Afinal, o que pode e o que não pode?

1. Não deixe de falar no telefone de celular, mas lembre-se de que o recomendado é usá-lo no ouvido do lado contrário do marcapasso. Estudos em laboratório indicam que o aparelho pode provocar interferência em um raio de 15 centímetros. Mas não há motivo para se preocupar em caso de distração.

2. Quem vai viajar de avião deve apresentar a carteira de identificação do portador de marcapasso para não ser obrigado a passar pelo raio-X do aeroporto. A possibilidade de interferência é mínima, o problema é a máquina acusar a presença de metal. A revista, nesse caso, tem que ser manual.
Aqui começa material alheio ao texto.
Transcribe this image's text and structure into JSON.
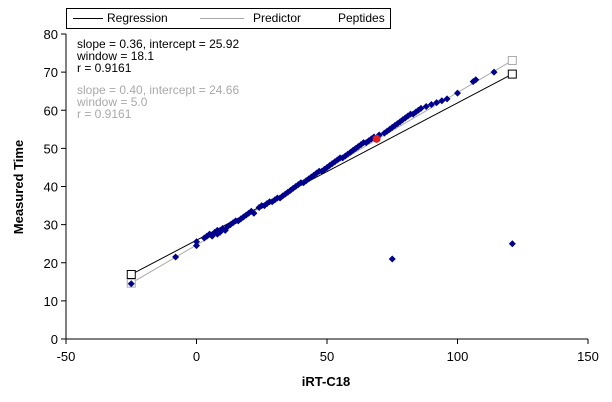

3. O mesmo vale para a entrada em agências bancárias. Comunique ao segurança a presença do marcapasso para que ele desligue o detector de metais ou libere a passagem por uma porta lateral. A Federação Brasileira de Bancos (Febraban) se comprometeu a elaborar um documento com orientações para lidar com os portadores.

4. Exercício físico geralmente está liberado de 30 dias a dois meses depois da cirurgia. Ficam proibidas atividades que podem provocar trauma na região do marcapasso. Uma cotovelada durante uma partida de futebol, por exemplo, pode machucar o portador e ainda estragar o dispositivo.

5. As interferências eletromagnéticas são pouco significativas. Em casa, o único cuidado é com a utilização do forno micro-ondas. Enquanto ele estiver ligado, o portador de marcapasso deve se manter a pelo menos dois metros de distância. Já internet, telefone sem fio, notebook, nada disso atrapalha.

6. A única restrição para o portador de marcapasso é em relação à ressonância magnética. Para não atrapalhar o funcionamento do dispositivo, eles não podem fazer o exame. Por sorte, com o avanço da tecnologia, os novos aparelhos são produzidos todos à base de titânio, para que não haja influência.